THE HIGH Court ruling on 16 February to uphold the decision to reject plans to modify Liverpool Football Club stadium has highlighted the issue that party loyalties should not play a decisive role in decisions relating to planning matters.
The case, R v Local Commissioner for Administration in North and North East England ex parte Liverpool City Council, centred on approval of plans for the height of the stadium roof at Anfield Road to be raised to 15.8 metres to make room for more seating. Voting for the plan was 41 in favour and 30 against.
A challenge by Liverpool City Council of an ombudsman's report, found that it was guilty of maladministration in giving the go-ahead for extensions to Liverpool Football Club stadium.
Ombudsman Patricia Thomas, held that there had been maladministration in two respects.
One was that councillors had toed the party line in their voting. The National Code of Local Government Conduct – which all local councillors agree to abide by – says that while councillors can be strongly influenced by the views of their parties, the end decision must be down to their own views.
There was evidence that in the Liverpool decision, some councillors had voted in line with party policy which they did not agree with.
Three councillors had indicated that they would have voted against the scheme had it been a "free vote".
Thomas' second important finding was that the voting of six councillors who were season ticket holders at the club, and another who was an ardent fan, added up to a breach of procedure entitling her to make a finding of maladministration.
Mr Justice Hooper considered that under those circumstances, a finding of malad ministration was justified on the basis that the decisions of the councillors who were Liverpool fans were, or might appear to be, influenced by personal interest.
He also considered that the Ombudsman's finding was justified on the basis that political loyalty had played too strong a role in the voting.
In a decision which will have wide repercussions for local authorities throughout the country, and which for many local political parties calls for a re-think in voting strategies – certainly as far as planning matters are concerned – Judge Hooper upheld those findings.

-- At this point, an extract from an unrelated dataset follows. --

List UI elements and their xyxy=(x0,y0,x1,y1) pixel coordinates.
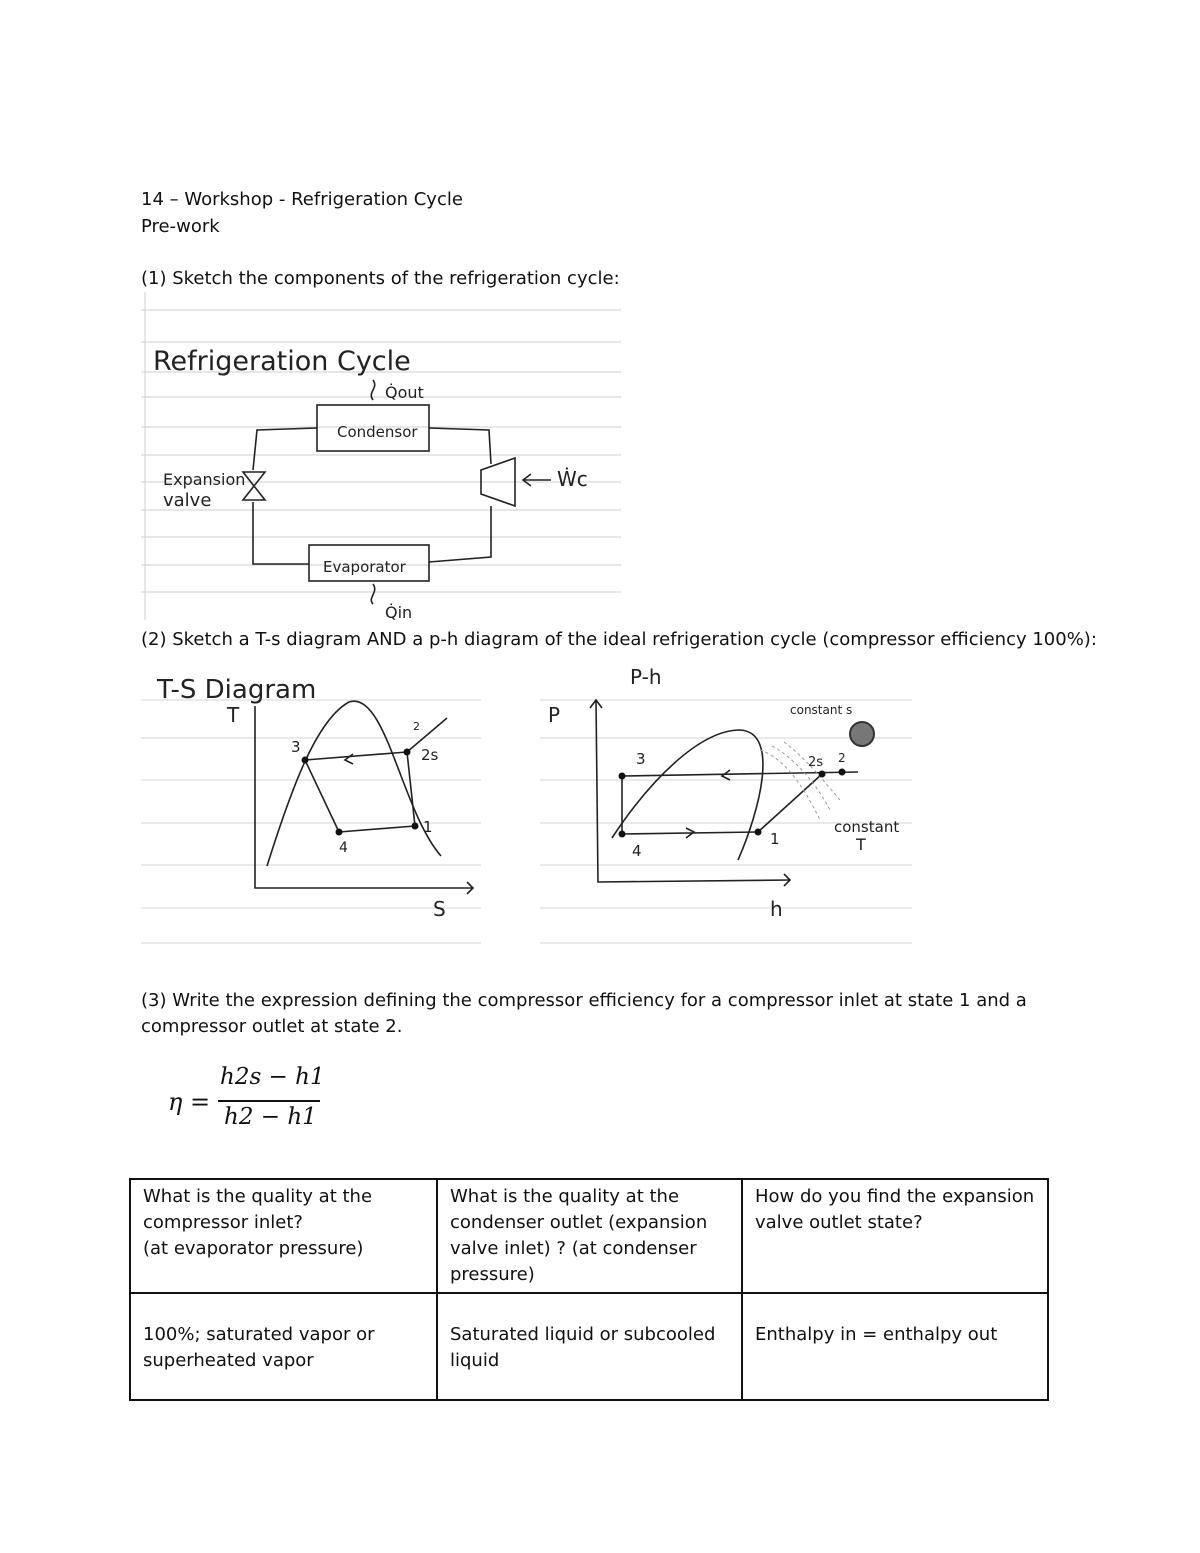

His decision leaves no doubt that if party politics take priority over the indi-vidual views of councillors, the ground will have been laid for a maladministration finding.

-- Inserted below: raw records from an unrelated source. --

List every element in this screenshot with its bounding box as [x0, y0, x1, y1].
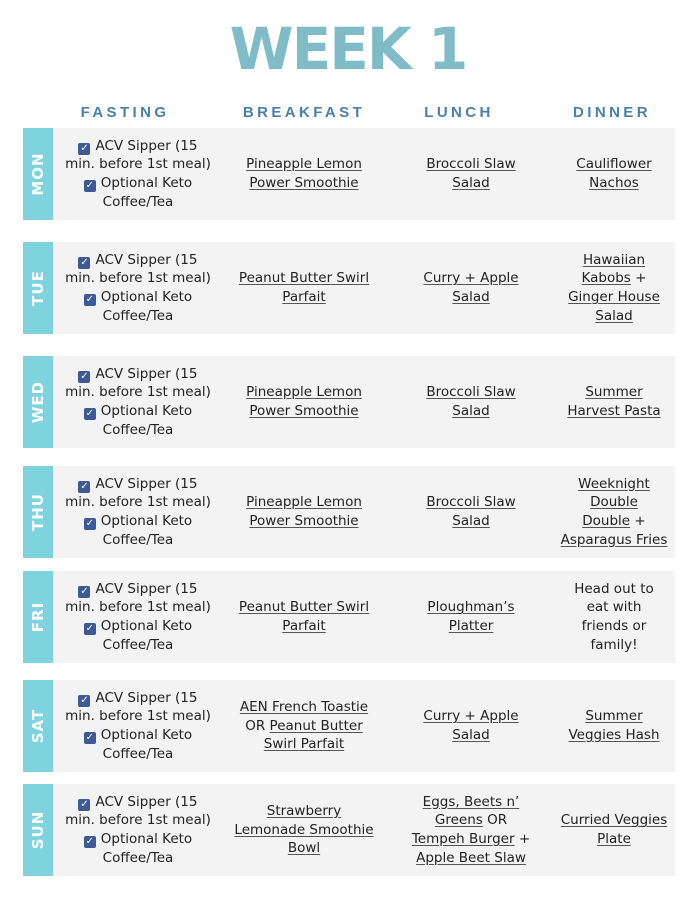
recipe-link[interactable]: Parfait — [282, 289, 326, 305]
lunch-cell — [389, 356, 553, 448]
recipe-link[interactable]: Ploughman’s — [427, 599, 515, 616]
keto-coffee-label-2: Coffee/Tea — [102, 421, 174, 438]
recipe-link[interactable]: Broccoli Slaw — [426, 384, 516, 401]
recipe-link[interactable]: Peanut Butter Swirl — [238, 599, 370, 616]
day-label-band — [23, 466, 53, 558]
keto-coffee-label-2: Coffee/Tea — [102, 307, 174, 324]
keto-coffee-label-2: Coffee/Tea — [102, 531, 174, 548]
recipe-link[interactable]: Curried Veggies — [560, 812, 668, 829]
recipe-link[interactable]: Bowl — [287, 840, 321, 857]
keto-coffee-label-2: Coffee/Tea — [102, 193, 174, 210]
checkbox-icon[interactable]: ✓ — [80, 585, 89, 597]
acv-sipper-label: ACV Sipper (15 — [95, 793, 198, 810]
recipe-link[interactable]: Hawaiian — [582, 251, 646, 268]
keto-coffee-label-2: Coffee/Tea — [102, 745, 174, 762]
day-row-tue — [23, 242, 675, 334]
keto-coffee-label: Optional Keto — [100, 618, 193, 634]
recipe-link[interactable]: Cauliflower — [576, 156, 652, 173]
plus-text: + — [630, 270, 647, 287]
header-lunch: LUNCH — [424, 104, 494, 121]
dinner-note: friends or — [581, 618, 647, 634]
dinner-cell — [553, 242, 675, 334]
keto-coffee-label: Optional Keto — [100, 727, 193, 743]
recipe-link[interactable]: Veggies Hash — [568, 727, 660, 743]
acv-sipper-label: ACV Sipper (15 — [95, 689, 198, 706]
checkbox-icon[interactable]: ✓ — [85, 623, 94, 634]
recipe-link[interactable]: Power Smoothie — [249, 175, 359, 191]
keto-coffee-label: Optional Keto — [100, 289, 193, 305]
recipe-link[interactable]: Summer — [585, 384, 643, 401]
breakfast-cell — [219, 466, 389, 558]
day-label: SUN — [29, 810, 47, 850]
day-row-fri — [23, 571, 675, 663]
day-row-thu — [23, 466, 675, 558]
lunch-cell — [389, 466, 553, 558]
keto-coffee-label-2: Coffee/Tea — [102, 849, 174, 866]
plus-text: + — [514, 831, 531, 847]
acv-sipper-label-2: min. before 1st meal) — [65, 156, 211, 173]
day-label: SAT — [29, 708, 47, 744]
acv-sipper-label-2: min. before 1st meal) — [65, 270, 211, 287]
recipe-link[interactable]: Asparagus Fries — [560, 531, 668, 548]
lunch-cell — [389, 680, 553, 772]
day-row-sun — [23, 784, 675, 876]
day-label-band — [23, 571, 53, 663]
recipe-link[interactable]: Summer — [585, 708, 643, 725]
dinner-cell — [553, 571, 675, 663]
recipe-link[interactable]: AEN French Toastie — [239, 698, 369, 715]
breakfast-cell — [219, 242, 389, 334]
checkbox-icon[interactable]: ✓ — [85, 732, 94, 743]
acv-sipper-label-2: min. before 1st meal) — [65, 599, 211, 616]
lunch-cell — [389, 571, 553, 663]
recipe-link[interactable]: Salad — [452, 513, 490, 529]
dinner-note: Head out to — [574, 580, 654, 597]
checkbox-icon[interactable]: ✓ — [85, 180, 94, 191]
checkbox-icon[interactable]: ✓ — [80, 798, 89, 810]
recipe-link[interactable]: Salad — [595, 307, 633, 324]
recipe-link[interactable]: Pineapple Lemon — [246, 494, 362, 511]
day-label-band — [23, 680, 53, 772]
dinner-cell — [553, 466, 675, 558]
recipe-link[interactable]: Double — [582, 513, 631, 529]
checkbox-icon[interactable]: ✓ — [85, 408, 94, 419]
header-fasting: FASTING — [80, 104, 170, 121]
checkbox-icon[interactable]: ✓ — [80, 480, 89, 492]
day-label: THU — [29, 493, 47, 531]
dinner-cell — [553, 784, 675, 876]
fasting-cell — [59, 784, 217, 876]
checkbox-icon[interactable]: ✓ — [85, 836, 94, 847]
breakfast-cell — [219, 356, 389, 448]
recipe-link[interactable]: Peanut Butter — [269, 717, 363, 734]
acv-sipper-label: ACV Sipper (15 — [95, 475, 198, 492]
recipe-link[interactable]: Strawberry — [266, 802, 342, 819]
acv-sipper-label: ACV Sipper (15 — [95, 251, 198, 268]
dinner-cell — [553, 680, 675, 772]
fasting-cell — [59, 571, 217, 663]
breakfast-cell — [219, 571, 389, 663]
recipe-link[interactable]: Harvest Pasta — [567, 403, 661, 419]
breakfast-cell — [219, 128, 389, 220]
day-label-band — [23, 242, 53, 334]
recipe-link[interactable]: Power Smoothie — [249, 403, 359, 419]
acv-sipper-label: ACV Sipper (15 — [95, 580, 198, 597]
recipe-link[interactable]: Salad — [452, 403, 490, 419]
day-row-wed — [23, 356, 675, 448]
day-label-band — [23, 356, 53, 448]
day-label-band — [23, 128, 53, 220]
recipe-link[interactable]: Salad — [452, 727, 490, 743]
fasting-cell — [59, 680, 217, 772]
recipe-link[interactable]: Eggs, Beets n’ — [422, 793, 520, 810]
page-title: WEEK 1 — [229, 15, 467, 83]
recipe-link[interactable]: Tempeh Burger — [411, 831, 515, 847]
keto-coffee-label: Optional Keto — [100, 831, 193, 847]
lunch-cell — [389, 784, 553, 876]
acv-sipper-label-2: min. before 1st meal) — [65, 384, 211, 401]
dinner-cell — [553, 128, 675, 220]
header-dinner: DINNER — [573, 104, 651, 121]
recipe-link[interactable]: Weeknight Double — [578, 475, 650, 511]
breakfast-cell — [219, 680, 389, 772]
day-label-band — [23, 784, 53, 876]
recipe-link[interactable]: Peanut Butter Swirl — [238, 270, 370, 287]
keto-coffee-label: Optional Keto — [100, 403, 193, 419]
recipe-link[interactable]: Swirl Parfait — [263, 736, 345, 753]
day-label: FRI — [29, 601, 47, 633]
day-label: TUE — [29, 270, 47, 306]
lunch-cell — [389, 242, 553, 334]
checkbox-icon[interactable]: ✓ — [80, 370, 89, 382]
recipe-link[interactable]: Ginger House — [568, 289, 660, 305]
recipe-link[interactable]: Curry + Apple — [423, 708, 519, 725]
or-text: OR — [482, 812, 508, 829]
day-label: MON — [29, 152, 47, 196]
breakfast-cell — [219, 784, 389, 876]
recipe-link[interactable]: Curry + Apple — [423, 270, 519, 287]
header-breakfast: BREAKFAST — [242, 104, 366, 121]
recipe-link[interactable]: Broccoli Slaw — [426, 156, 516, 173]
day-row-mon — [23, 128, 675, 220]
checkbox-icon[interactable]: ✓ — [80, 694, 89, 706]
checkbox-icon[interactable]: ✓ — [80, 142, 89, 154]
recipe-link[interactable]: Apple Beet Slaw — [416, 849, 526, 866]
fasting-cell — [59, 128, 217, 220]
fasting-cell — [59, 242, 217, 334]
recipe-link[interactable]: Platter — [448, 618, 494, 634]
recipe-link[interactable]: Salad — [452, 175, 490, 191]
day-row-sat — [23, 680, 675, 772]
day-label: WED — [29, 380, 47, 424]
dinner-note: family! — [590, 636, 638, 653]
checkbox-icon[interactable]: ✓ — [80, 256, 89, 268]
keto-coffee-label: Optional Keto — [100, 513, 193, 529]
or-text: OR — [245, 717, 270, 734]
recipe-link[interactable]: Plate — [597, 831, 631, 847]
fasting-cell — [59, 466, 217, 558]
recipe-link[interactable]: Greens — [434, 812, 483, 829]
lunch-cell — [389, 128, 553, 220]
recipe-link[interactable]: Pineapple Lemon — [246, 156, 362, 173]
recipe-link[interactable]: Nachos — [589, 175, 639, 191]
recipe-link[interactable]: Parfait — [282, 618, 326, 634]
acv-sipper-label-2: min. before 1st meal) — [65, 708, 211, 725]
keto-coffee-label: Optional Keto — [100, 175, 193, 191]
recipe-link[interactable]: Broccoli Slaw — [426, 494, 516, 511]
acv-sipper-label: ACV Sipper (15 — [95, 365, 198, 382]
recipe-link[interactable]: Salad — [452, 289, 490, 305]
dinner-note: eat with — [586, 599, 642, 616]
recipe-link[interactable]: Power Smoothie — [249, 513, 359, 529]
acv-sipper-label-2: min. before 1st meal) — [65, 494, 211, 511]
keto-coffee-label-2: Coffee/Tea — [102, 636, 174, 653]
fasting-cell — [59, 356, 217, 448]
recipe-link[interactable]: Pineapple Lemon — [246, 384, 362, 401]
checkbox-icon[interactable]: ✓ — [85, 518, 94, 529]
dinner-cell — [553, 356, 675, 448]
acv-sipper-label-2: min. before 1st meal) — [65, 812, 211, 829]
recipe-link[interactable]: Kabobs — [581, 270, 631, 287]
acv-sipper-label: ACV Sipper (15 — [95, 137, 198, 154]
recipe-link[interactable]: Lemonade Smoothie — [234, 821, 374, 838]
checkbox-icon[interactable]: ✓ — [85, 294, 94, 305]
plus-text: + — [630, 513, 646, 529]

The decision also resulted in crucial guidelines on the criteria which determine the level of personal interest a councillor has to have before he or she declares that interest, or withdraws from the voting procedure.
David Goldman, a partner in Watford-based Pulvers, who represented the ombudsman in the case, says that the ruling is one of "enormous importance" in local government planning circles.
"The judge quoted the code of practice provisions which specify that councillors must not allow party loyalties to override their own views when voting.
"While this was in the context of this case, and therefore involved a planning matter, I think that the principles laid down by this decision could be extended beyond planning," he says.
"The code [the National Local Government Code of Conduct] says that party loyalties must not be decisive and that has been backed by this ruling. In the light of that
I think some local political parties will have to take a fresh look at their voting strategies."
The council has indicated that it wants to appeal the ruling.